Письма к Луцию. Об оружии и эросе | страница 123
В тот вечер она нахлесталась фалернского, как никогда ни до, ни после. В ней была раздраженность нами обоими, и я почувствовал, что тело ее желает моего тела еще больше, чем душа ее желает моей души. Я боялся ее: боялся, что в силу какого-то абсурда она лишит меня в ту ночь своего тела, желающего и сдерживаемого. Я боялся, что некий ужасный занавес, сотканный из множества лет, отделявших меня от моего детства, обрушится вдруг передо мной, и я услышу швыряющий меня в живую действительность крик главы труппы лицедеев — таких же personati, как и гладиаторы:«Spectatores, bene valete, plaudite atque exurgite!»[260] И еще я услышу ненавистный вопль у гладиаторской арены: «Добей его!»
«Я хочу быть с тобой этой ночью», — сказал я.

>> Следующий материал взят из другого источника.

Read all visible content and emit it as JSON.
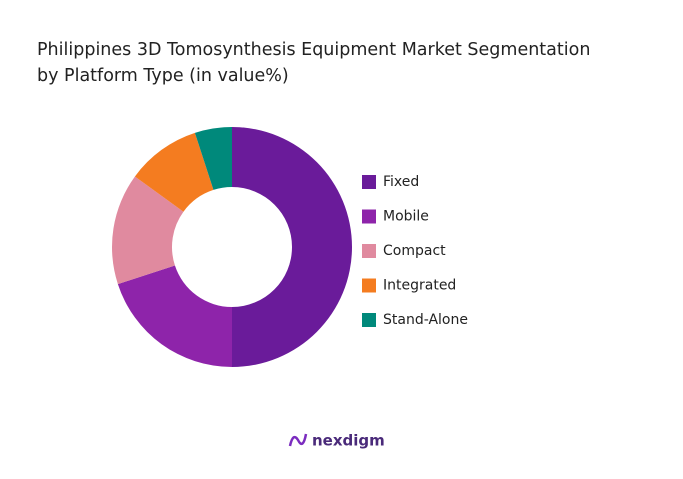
{
  "chart_data": {
    "type": "donut",
    "title": [
      "Philippines 3D Tomosynthesis Equipment Market Segmentation",
      "by Platform Type (in value%)"
    ],
    "categories": [
      "Fixed",
      "Mobile",
      "Compact",
      "Integrated",
      "Stand-Alone"
    ],
    "values": [
      50,
      20,
      15,
      10,
      5
    ],
    "colors": [
      "#6a1b9a",
      "#8e24aa",
      "#e08a9f",
      "#f47c20",
      "#00897b"
    ],
    "legend": "right"
  },
  "brand": "nexdigm"
}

«Мужчины обладают огромной привилегией просить», — ответила она, и я понял, что буду с ней, что она не разрушит того, что даровала мне, сама о том не подозревая, когда отпрянула от моего поцелуя.
«Я прошу тебя», — сказал я.
«Что значит просить для тебя? Для тебя, Луций Эмилий Сабин?».
О, если бы она знала, сколько гордости, граничащей с гордыней, сколько радости за свою силу, за свою непохожесть на других, было в звуках моего имени там, в Риме! Сколько драгоценного λάθε ριωσας содержало в себе там это Луций Эмилий Сабин! Но Рим был далеко, был там. А здесь была Сегеста, сицилийское захолустье, некий потусторонний мир в реальной жизни, и звучное имя мое было здесь только моим обозначением.
Я боялся остаться в этом потустороннем мире, боялся лишиться ее плоти, ставшей тогда воплощением истинной жизни моей.
Охваченный неописуемым ужасом, я искал ответа. Я не умел просить. Гораздо позже я признался ей, что никогда не просил ни о чем богов: я только искренне благодарил их за осуществление моих чаяний. Но это было гораздо позже.
Я сказал:
«Просить о чем-то значит для меня — предлагать, по крайней мере, нечто равное».
Сейчас, когда я пишу тебе это письмо, Луций, мне вспомнилось гераклитовское: «Θυμώι μάχεσθαι χαλεπόν δ γαρ άν θέληι, ψυχής ώνεΐται»[261]. Но тогда о Гераклите я не думал. Мой философский загар…
Ответ мой то ли понравился ей, то ли попросту удовлетворил ее, то ли она потребовала от меня объяснения, желая всего-навсего убедиться, что я, действительно, прошу ее. Выражение ее лица и ее голос стали мягче. Флавия улыбнулась своей особой доброй, почти озорной, словно у лисенка, улыбкой, в которую уходит вся, когда улыбается радостно, и предложила выпить за исполнение трех наших самых больших желаний. Упомяну здесь только третье, самое сильное желание каждого из нас. Я желал обрести успокоение, потому что оскал Сфинги все еще терзал меня. А ее самым заветным желанием было, чтобы кто-то, наконец, полюбил ее такой, какой она есть на самом деле — не больше и не меньше. Сказала она это очень красиво, с особой присущей ей задушевностью. Впрочем, когда Флавия отдается своей задушевности, речь ее становится удивительно прекрасна. И не только ее речь, но и вся она.